In 1950s, members of the Shanghai art world responded to the call from Beijing, adding to the swell of urban youth leaving to work in the countryside and mountain regions. Many noteworthy artists of the time were dispatched to Inner Mongolia, western Fujian Province and the coal mines of the Huainan region. Instructed to go "deep into life" with the masses, they produced works based on the themes they found in those regions. For the artists it provided unusual experience and stimulation, and the depictions of the people's lives that grew out of that experience embodied their own personal sense of beauty and emotional responses. The artists trying to adapt to this era of the "new China" were spurred to find a balance between their previous styles and these new subjects drawn from real life. Guan Liang successfully embraced the painting of odes to the great motherland as a part of his art, to the extent that such work not only became a seminal influence in his creative process but was in addition a uniquely valuable contribution to the history of Chinese oil painting.

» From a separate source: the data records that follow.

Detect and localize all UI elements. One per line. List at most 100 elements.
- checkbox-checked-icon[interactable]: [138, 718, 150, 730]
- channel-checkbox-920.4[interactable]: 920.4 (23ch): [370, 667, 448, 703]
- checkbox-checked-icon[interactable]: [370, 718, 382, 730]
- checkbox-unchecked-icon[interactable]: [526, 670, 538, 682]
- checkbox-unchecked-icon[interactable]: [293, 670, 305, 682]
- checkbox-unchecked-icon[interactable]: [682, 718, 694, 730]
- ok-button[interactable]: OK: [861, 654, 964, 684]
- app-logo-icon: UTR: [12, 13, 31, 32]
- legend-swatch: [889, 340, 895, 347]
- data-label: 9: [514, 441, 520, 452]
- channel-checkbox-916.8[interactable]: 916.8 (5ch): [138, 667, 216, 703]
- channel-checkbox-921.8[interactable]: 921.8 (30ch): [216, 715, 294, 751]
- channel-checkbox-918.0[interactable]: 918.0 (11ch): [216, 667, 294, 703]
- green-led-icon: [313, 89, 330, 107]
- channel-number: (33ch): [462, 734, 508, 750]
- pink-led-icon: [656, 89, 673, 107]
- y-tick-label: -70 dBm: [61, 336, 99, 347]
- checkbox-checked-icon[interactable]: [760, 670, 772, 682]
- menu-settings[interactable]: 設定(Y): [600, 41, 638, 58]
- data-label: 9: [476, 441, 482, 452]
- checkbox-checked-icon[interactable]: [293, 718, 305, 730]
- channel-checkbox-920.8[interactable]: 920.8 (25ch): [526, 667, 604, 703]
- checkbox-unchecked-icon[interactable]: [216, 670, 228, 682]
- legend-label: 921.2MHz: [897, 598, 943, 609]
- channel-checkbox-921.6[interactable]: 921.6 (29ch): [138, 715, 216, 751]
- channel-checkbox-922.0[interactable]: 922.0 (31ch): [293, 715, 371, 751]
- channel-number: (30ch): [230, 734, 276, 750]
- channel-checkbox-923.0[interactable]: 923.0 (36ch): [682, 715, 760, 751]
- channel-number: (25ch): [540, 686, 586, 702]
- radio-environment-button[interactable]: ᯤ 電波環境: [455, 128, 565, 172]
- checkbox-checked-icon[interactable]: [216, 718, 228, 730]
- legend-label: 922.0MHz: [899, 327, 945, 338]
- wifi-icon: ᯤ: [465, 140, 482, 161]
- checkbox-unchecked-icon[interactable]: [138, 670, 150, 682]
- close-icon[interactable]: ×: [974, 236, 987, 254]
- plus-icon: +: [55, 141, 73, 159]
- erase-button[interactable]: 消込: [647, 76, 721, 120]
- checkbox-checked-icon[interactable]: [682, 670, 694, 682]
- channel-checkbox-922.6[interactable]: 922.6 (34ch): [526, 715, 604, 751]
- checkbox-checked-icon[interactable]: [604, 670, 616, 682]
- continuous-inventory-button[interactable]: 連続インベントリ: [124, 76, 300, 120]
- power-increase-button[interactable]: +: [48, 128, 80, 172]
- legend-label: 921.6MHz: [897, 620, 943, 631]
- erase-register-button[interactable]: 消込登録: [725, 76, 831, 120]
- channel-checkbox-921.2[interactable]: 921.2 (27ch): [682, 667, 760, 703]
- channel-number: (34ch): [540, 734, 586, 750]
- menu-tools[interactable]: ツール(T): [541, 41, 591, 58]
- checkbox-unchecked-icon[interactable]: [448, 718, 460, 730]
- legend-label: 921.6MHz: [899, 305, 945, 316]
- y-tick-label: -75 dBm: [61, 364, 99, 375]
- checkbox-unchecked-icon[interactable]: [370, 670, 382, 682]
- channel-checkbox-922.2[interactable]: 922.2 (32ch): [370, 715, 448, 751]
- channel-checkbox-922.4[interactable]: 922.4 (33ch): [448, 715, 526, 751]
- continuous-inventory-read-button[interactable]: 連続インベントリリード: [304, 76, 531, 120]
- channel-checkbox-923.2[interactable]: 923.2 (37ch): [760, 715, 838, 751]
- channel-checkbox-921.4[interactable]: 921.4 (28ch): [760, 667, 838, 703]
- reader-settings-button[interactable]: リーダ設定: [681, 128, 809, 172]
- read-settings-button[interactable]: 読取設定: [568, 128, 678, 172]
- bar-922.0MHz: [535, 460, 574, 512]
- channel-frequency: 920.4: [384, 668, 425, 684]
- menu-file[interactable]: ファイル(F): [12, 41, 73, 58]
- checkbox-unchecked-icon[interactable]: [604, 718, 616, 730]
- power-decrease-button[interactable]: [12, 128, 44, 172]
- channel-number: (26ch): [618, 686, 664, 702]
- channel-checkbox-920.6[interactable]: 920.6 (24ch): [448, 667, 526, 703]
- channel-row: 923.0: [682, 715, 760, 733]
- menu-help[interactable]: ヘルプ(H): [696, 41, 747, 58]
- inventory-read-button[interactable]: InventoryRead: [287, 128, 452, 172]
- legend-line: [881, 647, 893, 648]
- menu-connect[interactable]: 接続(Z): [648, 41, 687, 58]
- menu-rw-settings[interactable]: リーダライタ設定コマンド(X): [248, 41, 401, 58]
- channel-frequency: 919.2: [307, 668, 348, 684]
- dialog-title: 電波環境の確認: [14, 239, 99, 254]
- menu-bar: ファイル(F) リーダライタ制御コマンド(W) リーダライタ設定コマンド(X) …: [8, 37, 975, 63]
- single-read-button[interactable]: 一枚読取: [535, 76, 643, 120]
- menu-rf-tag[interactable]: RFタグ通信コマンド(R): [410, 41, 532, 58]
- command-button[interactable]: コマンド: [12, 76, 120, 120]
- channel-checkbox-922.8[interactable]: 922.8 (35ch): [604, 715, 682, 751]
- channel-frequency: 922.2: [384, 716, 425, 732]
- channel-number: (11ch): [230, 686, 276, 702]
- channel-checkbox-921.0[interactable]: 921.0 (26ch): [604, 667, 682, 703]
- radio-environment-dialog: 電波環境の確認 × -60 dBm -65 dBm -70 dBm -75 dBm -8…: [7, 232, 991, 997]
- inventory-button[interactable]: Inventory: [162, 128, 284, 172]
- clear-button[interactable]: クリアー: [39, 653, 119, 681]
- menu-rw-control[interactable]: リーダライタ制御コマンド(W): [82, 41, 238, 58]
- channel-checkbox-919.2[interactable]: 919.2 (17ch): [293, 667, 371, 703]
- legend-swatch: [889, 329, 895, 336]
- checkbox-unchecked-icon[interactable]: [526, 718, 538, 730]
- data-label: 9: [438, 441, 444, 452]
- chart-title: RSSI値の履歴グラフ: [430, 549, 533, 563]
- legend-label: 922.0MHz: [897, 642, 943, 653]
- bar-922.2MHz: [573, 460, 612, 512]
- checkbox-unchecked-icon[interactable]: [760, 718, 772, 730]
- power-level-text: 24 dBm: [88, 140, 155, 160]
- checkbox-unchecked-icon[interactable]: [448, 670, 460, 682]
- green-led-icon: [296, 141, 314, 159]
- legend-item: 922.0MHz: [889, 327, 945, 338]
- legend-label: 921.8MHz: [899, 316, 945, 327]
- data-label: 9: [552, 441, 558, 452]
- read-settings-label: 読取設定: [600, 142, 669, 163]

Guan Liang first painted in oils and later produced ink-wash paintings of theatrical characters, but the artist's characteristic style remains visible in both mediums even as he skillfully exploits their unique elements. This season, Christie's presents Guan Liang works featuring a number of themes in varying media, from outdoor landscapes to Beijing opera figures. Each displaying the central tenet of Guan Liang's painting, which is that expressive style and the spirit of a work should reflect the traits of the nation and its people, interpreted through the artist's personal stance.